Olivia & the Clouds had its world premiere at the 77th Locarno Film Festival on 15 August 2024, competing for the Concorso Cineasti del Presente award. Prior to its premiere, Miyu Distribution acquired the film's distribution rights.

It also competed at the 2024 Ottawa International Animation Festival, in the Sutherland Trophy section of the 2024 BFI London Film Festival where it won a special mention, and at the 2024 Havana Film Festival where it won Best Animated Film.

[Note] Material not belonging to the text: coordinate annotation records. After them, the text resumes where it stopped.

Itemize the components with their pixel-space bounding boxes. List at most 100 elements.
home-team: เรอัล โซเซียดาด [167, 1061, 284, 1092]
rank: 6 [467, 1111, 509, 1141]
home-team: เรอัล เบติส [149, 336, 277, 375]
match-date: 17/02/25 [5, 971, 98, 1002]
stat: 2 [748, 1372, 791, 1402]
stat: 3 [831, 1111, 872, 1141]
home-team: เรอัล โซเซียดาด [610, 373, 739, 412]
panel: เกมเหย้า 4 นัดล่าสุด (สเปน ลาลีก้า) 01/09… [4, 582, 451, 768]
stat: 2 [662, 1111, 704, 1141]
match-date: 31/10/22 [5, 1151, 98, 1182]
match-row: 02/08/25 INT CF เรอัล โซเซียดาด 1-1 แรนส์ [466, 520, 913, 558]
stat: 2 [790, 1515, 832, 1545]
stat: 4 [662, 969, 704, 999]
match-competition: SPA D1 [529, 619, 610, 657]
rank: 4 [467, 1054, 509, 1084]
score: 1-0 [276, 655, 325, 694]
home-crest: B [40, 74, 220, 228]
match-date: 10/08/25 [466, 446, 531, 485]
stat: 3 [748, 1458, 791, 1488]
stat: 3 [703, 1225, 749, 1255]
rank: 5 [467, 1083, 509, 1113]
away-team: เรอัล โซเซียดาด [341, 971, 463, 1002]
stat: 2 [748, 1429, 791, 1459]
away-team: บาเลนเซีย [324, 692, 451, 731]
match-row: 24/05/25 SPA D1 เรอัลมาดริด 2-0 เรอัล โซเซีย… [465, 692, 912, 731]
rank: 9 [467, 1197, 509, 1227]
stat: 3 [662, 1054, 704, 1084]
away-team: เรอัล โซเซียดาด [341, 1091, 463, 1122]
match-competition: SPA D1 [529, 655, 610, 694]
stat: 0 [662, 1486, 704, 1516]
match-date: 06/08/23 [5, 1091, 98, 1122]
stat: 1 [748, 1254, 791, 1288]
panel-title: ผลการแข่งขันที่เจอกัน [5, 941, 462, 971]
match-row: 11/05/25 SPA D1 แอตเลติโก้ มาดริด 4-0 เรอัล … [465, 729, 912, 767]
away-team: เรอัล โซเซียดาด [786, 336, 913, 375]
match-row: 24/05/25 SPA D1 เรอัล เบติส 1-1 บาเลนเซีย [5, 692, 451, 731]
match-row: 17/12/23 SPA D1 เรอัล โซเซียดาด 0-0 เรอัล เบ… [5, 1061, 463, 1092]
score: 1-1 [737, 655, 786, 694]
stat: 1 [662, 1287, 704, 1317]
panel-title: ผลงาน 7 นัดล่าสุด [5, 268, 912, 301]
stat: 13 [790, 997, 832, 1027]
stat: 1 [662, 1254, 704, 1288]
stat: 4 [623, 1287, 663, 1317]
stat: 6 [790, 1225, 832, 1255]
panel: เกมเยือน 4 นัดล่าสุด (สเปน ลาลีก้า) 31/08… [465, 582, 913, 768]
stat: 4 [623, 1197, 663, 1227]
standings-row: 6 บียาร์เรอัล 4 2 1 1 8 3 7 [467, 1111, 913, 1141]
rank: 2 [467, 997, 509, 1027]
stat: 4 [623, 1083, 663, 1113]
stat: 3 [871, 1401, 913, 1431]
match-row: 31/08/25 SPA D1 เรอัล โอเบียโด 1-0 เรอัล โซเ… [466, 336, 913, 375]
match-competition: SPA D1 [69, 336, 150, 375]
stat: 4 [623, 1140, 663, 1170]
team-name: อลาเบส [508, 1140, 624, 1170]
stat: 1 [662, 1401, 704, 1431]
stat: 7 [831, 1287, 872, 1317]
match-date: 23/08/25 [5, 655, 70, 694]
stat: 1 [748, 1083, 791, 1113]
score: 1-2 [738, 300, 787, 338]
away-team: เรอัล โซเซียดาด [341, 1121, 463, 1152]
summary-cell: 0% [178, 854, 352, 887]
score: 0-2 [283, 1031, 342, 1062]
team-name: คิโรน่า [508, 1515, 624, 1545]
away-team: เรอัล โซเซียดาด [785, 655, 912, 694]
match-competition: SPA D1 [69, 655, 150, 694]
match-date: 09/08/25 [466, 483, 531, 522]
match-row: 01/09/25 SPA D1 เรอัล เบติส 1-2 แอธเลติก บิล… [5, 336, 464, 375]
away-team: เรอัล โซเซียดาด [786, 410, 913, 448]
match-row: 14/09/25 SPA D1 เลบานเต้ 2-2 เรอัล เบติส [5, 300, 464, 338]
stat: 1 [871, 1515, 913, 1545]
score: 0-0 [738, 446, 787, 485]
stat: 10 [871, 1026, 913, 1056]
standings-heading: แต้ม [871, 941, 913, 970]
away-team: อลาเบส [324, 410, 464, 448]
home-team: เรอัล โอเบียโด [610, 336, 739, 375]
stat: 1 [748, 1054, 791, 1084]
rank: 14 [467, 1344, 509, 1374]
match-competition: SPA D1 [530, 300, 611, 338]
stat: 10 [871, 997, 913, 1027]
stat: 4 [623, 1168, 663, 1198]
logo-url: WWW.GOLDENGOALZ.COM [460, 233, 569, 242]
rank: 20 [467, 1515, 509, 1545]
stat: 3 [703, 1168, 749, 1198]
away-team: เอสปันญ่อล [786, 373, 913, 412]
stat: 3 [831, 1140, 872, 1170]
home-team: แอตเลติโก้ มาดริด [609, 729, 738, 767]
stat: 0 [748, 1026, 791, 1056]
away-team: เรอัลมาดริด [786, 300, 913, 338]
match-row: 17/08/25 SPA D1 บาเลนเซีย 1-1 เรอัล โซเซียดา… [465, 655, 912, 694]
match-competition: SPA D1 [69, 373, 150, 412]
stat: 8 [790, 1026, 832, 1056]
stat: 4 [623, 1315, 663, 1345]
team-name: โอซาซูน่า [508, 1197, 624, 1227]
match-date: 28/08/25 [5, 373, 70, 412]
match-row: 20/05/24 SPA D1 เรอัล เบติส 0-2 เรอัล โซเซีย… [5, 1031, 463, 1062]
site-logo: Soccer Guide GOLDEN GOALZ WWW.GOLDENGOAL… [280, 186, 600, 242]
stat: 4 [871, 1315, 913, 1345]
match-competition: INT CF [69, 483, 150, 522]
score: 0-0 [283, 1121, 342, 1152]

In 2025, the film competed in the Harbour section of the 54th International Film Festival Rotterdam, in the Zonazine section of the 28th Málaga Film Festival, where it won the Silver Biznaga for Best Ibero-American Film. In the Contrechamp section of the 2025 Annecy International Animation Film Festival and in the International Animated Feature Films Competition of the 2025 Guadalajara International Film Festival where it won best international animated film.

In 2026, the film competed at the 13th Platino Awards, where it won the award for best animated film, marking the first time a Dominican production has won an award at the Platino Awards.